AOTGA Lands Dual Suvarnabhumi Contracts for THB67 Billion

Airports of Thailand Public Company Limited (SET: AOT) announced that it had selected private operators for two projects with a total value of THB 67,305 million including:

1) The third-party Apron and Ground Support Equipment Services and Passenger Ground Services and Related Businesses Project at Suvarnabhumi, valued at THB 29,390.76 million.

2) The third-party Cargo Services Project at Suvarnabhumi Airport, valued at THB 37,914.56 million.

Interested parties were invited to purchase the bidding documents in March 2025, and proposals were submitted on May 26, 2025. Two companies submitted proposals: BAGS Ground Services Co., Ltd. and AOT Ground Aviation Services Co., Ltd. (AOTGA).

On September 15, the selection committee for the third-party Apron and Ground Support Equipment Services Project, in accordance with Section 35 of the Public-Private Partnership Act B.E. 2562, and the committee for the Cargo Services Project officially announced that AOTGA, the proposer, had been selected as the private partner for both projects.

Paweena Jariyathitipong, Deputy General Director (Engineering and Construction Group) and Acting President of AOT, previously stated that she aimed for AOT to sign contracts with the selected providers for both projects by the end of 2025.

AOTGA is 49% owned by AOT and 51% by SAL Group (Thailand) Co., Ltd. (SAL). Sky ICT Public Company Limited (SET: SKY) holds a 46.8% stake in SAL, Triple i Logistics Public Company Limited (SET: III) holds 25.46%, and My Box Co., Ltd. holds 13.60%. As a result, SKY owns approximately 24% of AOTGA.

Siriwat Towachirakul, President of AOTGA, revealed that the company is preparing to invest about THB 4 billion in both projects. AOTGA is financially sound in both cash flow and credit, which allows access to additional bank loans. AOT will receive revenues from AOTGA in two forms: as a 49% shareholder and as the project owner, which includes concession fees and a minimum income guarantee.

The third-party Apron and Ground Support Equipment Services Project will operate under the public-private partnership net cost model (PPP Net Cost: the private sector shares revenue and benefits with the government). The government is responsible for providing land for project development and supervising project quality, while the private operator finances, designs, and constructs facilities, procures equipment as per standards, and manages the project according to AOT’s terms.

The project will be fully funded by the private sector, with an investment of THB 29,390.76 million —THB 1,608.76 million for infrastructure and equipment, and THB 27,782.01 million for operations and maintenance over a 25-year term.

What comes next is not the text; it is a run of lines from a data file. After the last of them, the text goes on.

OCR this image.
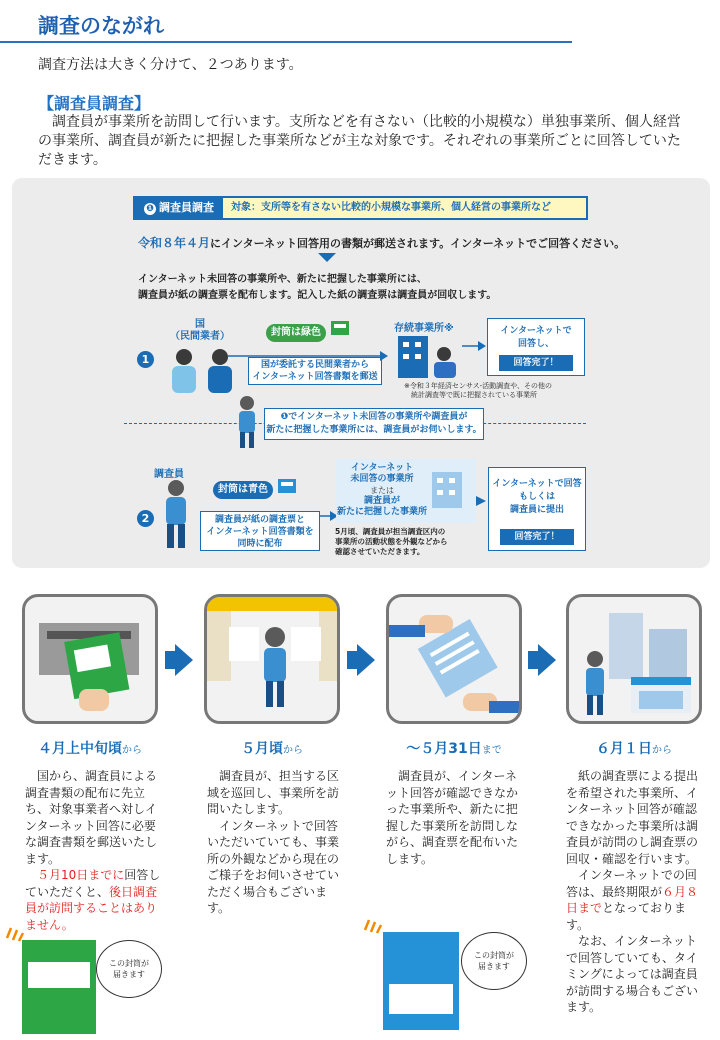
調査のながれ
調査方法は大きく分けて、２つあります。
【調査員調査】
　調査員が事業所を訪問して行います。支所などを有さない（比較的小規模な）単独事業所、個人経営の事業所、調査員が新たに把握した事業所などが主な対象です。それぞれの事業所ごとに回答していただきます。
❶ 調査員調査	対象：支所等を有さない比較的小規模な事業所、個人経営の事業所など
令和８年４月にインターネット回答用の書類が郵送されます。インターネットでご回答ください。
インターネット未回答の事業所や、新たに把握した事業所には、
調査員が紙の調査票を配布します。記入した紙の調査票は調査員が回収します。
1
国
（民間業者）	封筒は緑色
国が委託する民間業者から
インターネット回答書類を郵送
存続事業所※
※令和３年経済センサス‐活動調査や、その他の
　統計調査等で既に把握されている事業所
インターネットで
回答し、
回答完了！
❶でインターネット未回答の事業所や調査員が
新たに把握した事業所には、調査員がお伺いします。
2
調査員
封筒は青色
調査員が紙の調査票と
インターネット回答書類を
同時に配布
インターネット
未回答の事業所
または
調査員が
新たに把握した事業所
5月頃、調査員が担当調査区内の
事業所の活動状態を外観などから
確認させていただきます。
インターネットで回答
もしくは
調査員に提出
回答完了！
４月上中旬頃から	５月頃から	～５月31日まで	６月１日から
　国から、調査員による調査書類の配布に先立ち、対象事業者へ対しインターネット回答に必要な調査書類を郵送いたします。
　５月10日までに回答していただくと、後日調査員が訪問することはありません。
　調査員が、担当する区域を巡回し、事業所を訪問いたします。
　インターネットで回答いただいていても、事業所の外観などから現在のご様子をお伺いさせていただく場合もございます。
　調査員が、インターネット回答が確認できなかった事業所や、新たに把握した事業所を訪問しながら、調査票を配布いたします。
　紙の調査票による提出を希望された事業所、インターネット回答が確認できなかった事業所は調査員が訪問のし調査票の回収・確認を行います。
　インターネットでの回答は、最終期限が６月８日までとなっております。
　なお、インターネットで回答していても、タイミングによっては調査員が訪問する場合もございます。
この封筒が
届きます
この封筒が
届きます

Core service areas include aircraft ground support equipment, baggage and cargo handling, passenger and crew transfers, and other related services.

The third-party Cargo Services Project will also follow the PPP Net Cost model, with the state responsible for land acquisition and oversight, while the private sector finances, designs, and constructs facilities, procures equipment, maintains, and manages the cargo project according to AOT’s conditions.

The total investment from the private sector is THB 37,914.56 million, comprising THB 1,318.38 million for infrastructure, equipment, and systems, and THB 36,596.18 million for operations and maintenance over 25 years. The scope covers inbound and outbound cargo, transshipment warehouses, perishable goods, express goods, and e-commerce.

Siriwat also commented on AOT’s upcoming tenders to select private partners for the second-party Suvarnabhumi Airport Cargo Services Project valued at THB 15,253 million, and the second-party Apron and Ground Support Equipment Services and Passenger Ground Services and Related Businesses Project valued at THB 9,000 million, stating that AOTGA is interested in bidding for all projects.

WFS-PG Cargo, the second-party operator and a joint venture between Bangkok Airways Public Company Limited (SET: BA) and a Singapore entity, will see its contract expire in October 2026, necessitating a new tender process. The new operator is expected to be selected by February–March 2026, ensuring a six-month preparation period before the current contract ends. WFS-PG Cargo is eligible to participate in the new bidding.